Друг снова склонился над тетрадкой и заскрипел такой же, как у меня ручкой. А я погрузился в свои безрадостные мысли.

Мне до зубовного скрежета не хотелось проигрывать фон Брауну. Добро же должно победить Зло. Надо как-то исхитриться и надавать ему по сусалам. Понятное дело, что я не могу просто выпить ману Герхарда, если дуэль всё-таки будет магической. Он после такого примечательного события точно поймёт, что я чуть ли не вампир, сосущий магическую энергию. Тем не менее кое-какие шансы на победу у меня есть, даже без моего вампирского умения.

Хм… а ведь у меня есть и ещё одно умение, приписываемое сказочным вампирам. Кровососы тоже могут управлять летучими мышами. Конечно, ещё не факт, что я способен взаимодействовать с крыланами. Однако логика мне подсказывает, что это скорее правда, чем ерунда.

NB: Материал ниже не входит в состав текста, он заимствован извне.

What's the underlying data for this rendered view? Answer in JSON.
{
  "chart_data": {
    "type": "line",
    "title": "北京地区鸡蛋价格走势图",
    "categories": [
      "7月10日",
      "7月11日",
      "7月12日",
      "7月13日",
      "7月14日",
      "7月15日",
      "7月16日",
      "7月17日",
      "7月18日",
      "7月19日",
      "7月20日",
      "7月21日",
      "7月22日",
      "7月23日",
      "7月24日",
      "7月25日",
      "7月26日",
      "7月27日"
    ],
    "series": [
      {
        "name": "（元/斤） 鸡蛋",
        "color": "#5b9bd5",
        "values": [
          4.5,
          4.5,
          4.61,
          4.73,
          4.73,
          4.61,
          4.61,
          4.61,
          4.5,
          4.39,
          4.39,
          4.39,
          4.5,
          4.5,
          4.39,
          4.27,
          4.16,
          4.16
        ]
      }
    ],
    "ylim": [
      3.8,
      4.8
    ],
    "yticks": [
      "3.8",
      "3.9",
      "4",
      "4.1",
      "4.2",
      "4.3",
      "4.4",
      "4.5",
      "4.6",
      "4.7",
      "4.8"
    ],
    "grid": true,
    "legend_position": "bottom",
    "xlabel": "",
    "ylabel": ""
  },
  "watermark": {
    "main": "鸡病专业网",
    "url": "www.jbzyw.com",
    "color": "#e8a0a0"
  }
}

Выходит, мои способности наполовину вампирские? Две из четырёх.

И тут я с изумлением осознал, что все четыре мои умения авторы книг приписывают кровососам. Вампиры же тоже способны очень быстро двигаться, как я в «ускорении». А ещё они прекрасно видят кровеносную систему своих жертв — чем не «взгляд мага»? Он же позволяет мне узревать моих «доноров».

Может, я какой-то странный вампир⁈ Да ну, бред собачий.

— Крылов! — внезапно гневно гаркнул преподаватель, из-за чего с инфарктом свалилась чуть ли не половина аудитории. — А ну прекращай! Для этого есть занятия по освоению дара!

Лектор с осуждением в глазах посмотрел на парня, игравшегося со своей шляпой. Он заставлял её висеть в воздухе в десяти-пятнадцати сантиметрах над партой. Но после окрика преподавателя шляпа упала на парту, а сам парень с преувеличенным рвением склонился над тетрадью.

— Господа студенты! — снова громко сказал лектор, обведя аудиторию хмурым взглядом седого цербера. — Я не потерплю на своих занятиях выкрутасов с магией! В следующий раз буду сразу выгонять, невзирая ни на какие титулы и связи! Я понимаю, что людям, только-только пробудившим свой дар, тяжело совладать с желанием поиграться с ним, но держите это желание при себе! Ясно⁈

— Ясно, господин преподаватель, — нестройным хором ответили студенты, включая Шмидта, возмущённо поглядывающего на провинившегося паренька.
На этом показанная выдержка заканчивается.